BASF Files Legal Challenge in EU’s Fipronil Restrictions
BASF has taken the European Commission (EC) to court over plans to include the German group's insecticide fipronil in a two-year moratorium on products suspected of playing a role in the bee disease Colony Collapse Disorder (CCD).
The moratorium scheduled to take effect in December targets mainly the neonicotinoid class of insecticides produced by Germany's Bayer and Switzerland's Syngenta, including the active ingredients clothianidin, imidacloprid and thiamethoxam. It applies to all crops except winter cereals and plants not attractive to bees, such as sugar beet. Fipronil, used in treatment of maize and sunflower seeds, was included later following a recommendation by the European Food Safety Agency, EFSA.
After a two-year trial, the EC has said it will "consider the newest scientific information" and review the restrictions.
Announcing the challenge filed in the General Court of the European Union, BASF said it remains convinced that the decline of the bee population is caused by multiple and complex factors and that the ban of fipronil uses will not contribute to protecting bees. It labeled the EC move a "disproportionate application of the precautionary principle.
Prior to the decision, we reached out to the Commission, but unfortunately our valid scientific studies and evidence were not properly taken into account," said Jürgen Oldeweme, senior vice president global product safety and regulatory affairs in the group's Crop Protection division. "This is why we have taken this step.
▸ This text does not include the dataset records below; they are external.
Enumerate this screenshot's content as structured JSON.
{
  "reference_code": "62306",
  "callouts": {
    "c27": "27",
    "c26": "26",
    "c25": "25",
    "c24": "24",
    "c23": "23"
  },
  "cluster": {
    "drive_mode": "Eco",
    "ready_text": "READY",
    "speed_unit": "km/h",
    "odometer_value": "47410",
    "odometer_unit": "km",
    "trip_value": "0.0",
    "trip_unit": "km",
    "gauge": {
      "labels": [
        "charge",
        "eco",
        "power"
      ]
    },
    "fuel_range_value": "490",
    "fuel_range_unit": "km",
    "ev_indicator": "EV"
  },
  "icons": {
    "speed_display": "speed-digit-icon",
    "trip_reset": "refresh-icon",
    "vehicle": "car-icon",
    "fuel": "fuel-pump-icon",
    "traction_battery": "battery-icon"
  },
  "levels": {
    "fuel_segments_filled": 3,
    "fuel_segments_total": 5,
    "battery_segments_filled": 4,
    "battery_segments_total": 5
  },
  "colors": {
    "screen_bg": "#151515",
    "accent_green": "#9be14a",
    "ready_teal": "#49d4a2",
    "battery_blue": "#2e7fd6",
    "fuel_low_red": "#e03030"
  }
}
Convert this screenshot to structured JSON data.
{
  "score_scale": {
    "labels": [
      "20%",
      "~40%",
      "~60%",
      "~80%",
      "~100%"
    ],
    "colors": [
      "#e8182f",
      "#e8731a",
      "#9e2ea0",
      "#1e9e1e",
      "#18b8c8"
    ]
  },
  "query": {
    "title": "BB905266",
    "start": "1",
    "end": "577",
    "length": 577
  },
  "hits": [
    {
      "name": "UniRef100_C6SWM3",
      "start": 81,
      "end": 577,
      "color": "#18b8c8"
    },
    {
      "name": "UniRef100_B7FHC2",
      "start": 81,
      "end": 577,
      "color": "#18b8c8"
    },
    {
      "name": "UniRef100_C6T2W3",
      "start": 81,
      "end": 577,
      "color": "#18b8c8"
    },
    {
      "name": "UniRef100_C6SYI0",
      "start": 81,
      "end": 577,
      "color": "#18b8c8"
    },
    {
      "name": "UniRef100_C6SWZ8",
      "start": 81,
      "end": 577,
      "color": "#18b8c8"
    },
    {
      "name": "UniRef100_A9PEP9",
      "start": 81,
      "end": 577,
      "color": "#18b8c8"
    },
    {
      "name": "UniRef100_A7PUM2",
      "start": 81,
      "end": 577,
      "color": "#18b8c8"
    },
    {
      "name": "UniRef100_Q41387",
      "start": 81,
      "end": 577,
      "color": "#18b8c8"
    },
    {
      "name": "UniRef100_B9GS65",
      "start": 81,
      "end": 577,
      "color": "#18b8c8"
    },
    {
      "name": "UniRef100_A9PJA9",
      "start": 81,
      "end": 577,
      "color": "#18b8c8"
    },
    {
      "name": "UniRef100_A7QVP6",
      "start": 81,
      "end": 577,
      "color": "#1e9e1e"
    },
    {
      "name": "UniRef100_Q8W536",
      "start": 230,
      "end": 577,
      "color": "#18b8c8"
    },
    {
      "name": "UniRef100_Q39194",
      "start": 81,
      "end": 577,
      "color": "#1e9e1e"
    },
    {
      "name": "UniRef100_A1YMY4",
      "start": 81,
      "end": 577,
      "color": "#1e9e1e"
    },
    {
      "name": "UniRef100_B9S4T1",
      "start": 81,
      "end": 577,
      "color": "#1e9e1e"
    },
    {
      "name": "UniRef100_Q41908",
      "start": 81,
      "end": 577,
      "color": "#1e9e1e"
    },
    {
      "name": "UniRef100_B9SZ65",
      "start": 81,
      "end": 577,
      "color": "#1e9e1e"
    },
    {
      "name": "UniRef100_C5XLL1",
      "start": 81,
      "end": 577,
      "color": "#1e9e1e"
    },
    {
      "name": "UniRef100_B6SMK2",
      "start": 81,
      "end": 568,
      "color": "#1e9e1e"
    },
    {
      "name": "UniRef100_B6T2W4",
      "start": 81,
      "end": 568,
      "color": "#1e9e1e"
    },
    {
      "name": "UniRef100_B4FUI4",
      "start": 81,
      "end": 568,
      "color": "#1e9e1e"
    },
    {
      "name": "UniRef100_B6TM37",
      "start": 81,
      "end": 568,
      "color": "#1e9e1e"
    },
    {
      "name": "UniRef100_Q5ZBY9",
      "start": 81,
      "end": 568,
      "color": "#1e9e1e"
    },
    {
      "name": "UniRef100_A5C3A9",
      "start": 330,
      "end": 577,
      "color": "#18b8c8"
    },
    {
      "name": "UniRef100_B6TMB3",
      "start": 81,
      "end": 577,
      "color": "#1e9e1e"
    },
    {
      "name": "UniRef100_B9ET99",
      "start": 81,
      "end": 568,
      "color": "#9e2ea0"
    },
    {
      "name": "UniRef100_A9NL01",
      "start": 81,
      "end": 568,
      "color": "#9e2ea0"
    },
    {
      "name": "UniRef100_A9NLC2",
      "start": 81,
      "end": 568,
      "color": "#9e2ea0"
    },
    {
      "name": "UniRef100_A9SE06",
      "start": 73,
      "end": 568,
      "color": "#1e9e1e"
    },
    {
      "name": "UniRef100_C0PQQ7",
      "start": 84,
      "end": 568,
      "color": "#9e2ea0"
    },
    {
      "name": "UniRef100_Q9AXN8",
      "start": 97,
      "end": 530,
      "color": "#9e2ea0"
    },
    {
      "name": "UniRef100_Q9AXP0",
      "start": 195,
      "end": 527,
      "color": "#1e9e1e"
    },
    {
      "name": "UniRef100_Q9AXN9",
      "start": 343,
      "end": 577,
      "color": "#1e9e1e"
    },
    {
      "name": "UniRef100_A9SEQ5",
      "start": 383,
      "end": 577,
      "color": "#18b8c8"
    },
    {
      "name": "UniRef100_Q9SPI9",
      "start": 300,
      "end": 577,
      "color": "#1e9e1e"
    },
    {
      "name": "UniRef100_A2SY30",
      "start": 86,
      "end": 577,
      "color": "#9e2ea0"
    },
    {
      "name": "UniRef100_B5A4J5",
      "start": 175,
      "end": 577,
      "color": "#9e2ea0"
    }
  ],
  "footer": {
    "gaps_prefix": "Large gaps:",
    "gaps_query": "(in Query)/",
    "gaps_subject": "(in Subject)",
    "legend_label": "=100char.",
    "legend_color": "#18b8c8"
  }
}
Fipronil is an important technology in modern agriculture that growers count on."
BASF said the Commission had not considered all the scientific evidence available and also had breached EU pesticide legislation. The world's largest chemical group said it supports research projects investigating the causes related to the decline of bee health and also is developing new products to control bee pests, pathogens and diseases. In this respect, it plans to market a product that controls the Varroa destructor mite. Bayer recently announced it would focus research on the mite as a primary culprit in CCD.